Fusion of SPOT HRV XS and Orthophoto Data Using a Markov Random Field Model

Bjarne K. Ersbøll, Knut Conradsen, Rasmus Larsen, Allan A. Nielsen and Thomas H. Nielsen

Department of Mathematical Modelling, Technical University of Denmark
Building 321, DK-2800 Lyngby, Denmark
Phone +45 4588 1433, Direct +45 4525 3413, Fax +45 4588 1397
E-mail be@imm.dtu.dk, Internet www.imm.dtu.dk

Abstract

In remote sensing there is usually a trade-off between spatial resolution and spectral resolution. It is often desirable to present a combination of the data which merges the low resolution spectral (colour) information with the high resolution spatial information. If the ratio in spatial resolution between the greyscale image and the colour image becomes too great the image resulting from usual itensity substitution techniques will tend to look as if it has "squares" of colour information overlaid on the greyscale image.
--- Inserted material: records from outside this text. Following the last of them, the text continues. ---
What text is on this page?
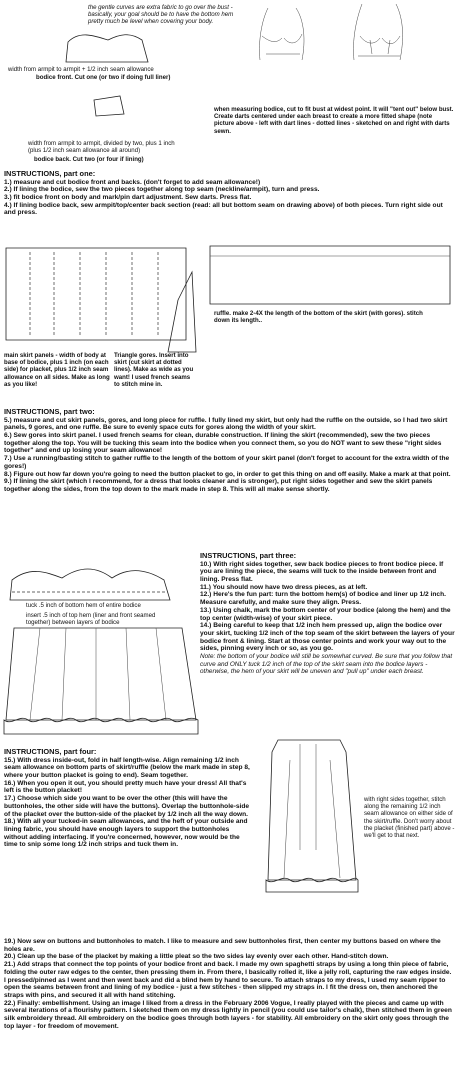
the gentle curves are extra fabric to go over the bust - basically, your goal should be to have the bottom hem pretty much be level when covering your body.
width from armpit to armpit + 1/2 inch seam allowance
bodice front. Cut one (or two if doing full liner)
width from armpit to armpit, divided by two, plus 1 inch (plus 1/2 inch seam allowance all around)
bodice back. Cut two (or four if lining)
when measuring bodice, cut to fit bust at widest point. It will "tent out" below bust. Create darts centered under each breast to create a more fitted shape (note picture above - left with dart lines - dotted lines - sketched on and right with darts sewn.
INSTRUCTIONS, part one:
1.) measure and cut bodice front and backs. (don't forget to add seam allowance!)
2.) If lining the bodice, sew the two pieces together along top seam (neckline/armpit), turn and press.
3.) fit bodice front on body and mark/pin dart adjustment. Sew darts. Press flat.
4.) If lining bodice back, sew armpit/top/center back section (read: all but bottom seam on drawing above) of both pieces. Turn right side out and press.
main skirt panels - width of body at base of bodice, plus 1 inch (on each side) for placket, plus 1/2 inch seam allowance on all sides. Make as long as you like!
Triangle gores. Insert into skirt (cut skirt at dotted lines). Make as wide as you want! I used french seams to stitch mine in.
ruffle. make 2-4X the length of the bottom of the skirt (with gores). stitch down its length..
INSTRUCTIONS, part two:
5.) measure and cut skirt panels, gores, and long piece for ruffle. I fully lined my skirt, but only had the ruffle on the outside, so I had two skirt panels, 9 gores, and one ruffle. Be sure to evenly space cuts for gores along the width of your skirt.
6.) Sew gores into skirt panel. I used french seams for clean, durable construction. If lining the skirt (recommended), sew the two pieces together along the top. You will be tucking this seam into the bodice when you connect them, so you do NOT want to sew these "right sides together" and end up losing your seam allowance!
7.) Use a running/basting stitch to gather ruffle to the length of the bottom of your skirt panel (don't forget to account for the extra width of the gores!)
8.) Figure out how far down you're going to need the button placket to go, in order to get this thing on and off easily. Make a mark at that point.
9.) If lining the skirt (which I recommend, for a dress that looks cleaner and is stronger), put right sides together and sew the skirt panels together along the sides, from the top down to the mark made in step 8. This will all make sense shortly.
tuck .5 inch of bottom hem of entire bodice
insert .5 inch of top hem (liner and front seamed together) between layers of bodice
INSTRUCTIONS, part three:
10.) With right sides together, sew back bodice pieces to front bodice piece. If you are lining the piece, the seams will tuck to the inside between front and lining. Press flat.
11.) You should now have two dress pieces, as at left.
12.) Here's the fun part: turn the bottom hem(s) of bodice and liner up 1/2 inch. Measure carefully, and make sure they align. Press.
13.) Using chalk, mark the bottom center of your bodice (along the hem) and the top center (width-wise) of your skirt piece.
14.) Being careful to keep that 1/2 inch hem pressed up, align the bodice over your skirt, tucking 1/2 inch of the top seam of the skirt between the layers of your bodice front & lining. Start at those center points and work your way out to the sides, pinning every inch or so, as you go.
Note: the bottom of your bodice will still be somewhat curved. Be sure that you follow that curve and ONLY tuck 1/2 inch of the top of the skirt seam into the bodice layers - otherwise, the hem of your skirt will be uneven and "pull up" under each breast.
INSTRUCTIONS, part four:
15.) With dress inside-out, fold in half length-wise. Align remaining 1/2 inch seam allowance on bottom parts of skirt/ruffle (below the mark made in step 8, where your button placket is going to end). Seam together.
16.) When you open it out, you should pretty much have your dress! All that's left is the button placket!
17.) Choose which side you want to be over the other (this will have the buttonholes, the other side will have the buttons). Overlap the buttonhole-side of the placket over the button-side of the placket by 1/2 inch all the way down.
18.) With all your tucked-in seam allowances, and the heft of your outside and lining fabric, you should have enough layers to support the buttonholes without adding interfacing. If you're concerned, however, now would be the time to snip some long 1/2 inch strips and tuck them in.
with right sides together, stitch along the remaining 1/2 inch seam allowance on either side of the skirt/ruffle. Don't worry about the placket (finished part) above - we'll get to that next.
19.) Now sew on buttons and buttonholes to match. I like to measure and sew buttonholes first, then center my buttons based on where the holes are.
20.) Clean up the base of the placket by making a little pleat so the two sides lay evenly over each other. Hand-stitch down.
21.) Add straps that connect the top points of your bodice front and back. I made my own spaghetti straps by using a long thin piece of fabric, folding the outer raw edges to the center, then pressing them in. From there, I basically rolled it, like a jelly roll, capturing the raw edges inside. I pressed/pinned as I went and then went back and did a blind hem by hand to secure. To attach straps to my dress, I used my seam ripper to open the seams between front and lining of my bodice - just a few stitches - then slipped my straps in. I fit the dress on, then anchored the straps with pins, and secured it all with hand stitching.
22.) Finally: embellishment. Using an image I liked from a dress in the February 2006 Vogue, I really played with the pieces and came up with several iterations of a flourishy pattern. I sketched them on my dress lightly in pencil (you could use tailor's chalk), then stitched them in green silk embroidery thread. All embroidery on the bodice goes through both layers - for stability. All embroidery on the skirt only goes through the top layer - for freedom of movement.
A new way of "fusing" the colour information with the greyscale information is presented here. The technique is based on Markov random field (MRF) assumptions and the maximum a posteriori (MAP) estimate is found by means of iterated conditional modes (ICM). The design of the specific Markov random field used here allows the user to control three properties of the resulting "merged" image: 1) degree of colour smoothness between neighbouring pixels, 2) degree of confidence in the original colour information (e.g. SPOT HRV XS), and 3) degree of confidence in the original panchromatic information (e.g. orthophoto). As a possible fourth control element, we may exclude neighbours belonging to other segments of the segmented orthophoto from the neighbourhood of the MRF.

The data used here as an example are from the town of Sorø in Denmark. The data consist of a digital orthophoto (62.5 cm pixels) and a SPOT HRV XS (20 m pixels) giving a linear ratio of 32:1 between orthophoto and SPOT pixels. In this presentation, we compare results based on neighbourhoods with and without the exclusion of neighbours in other segments.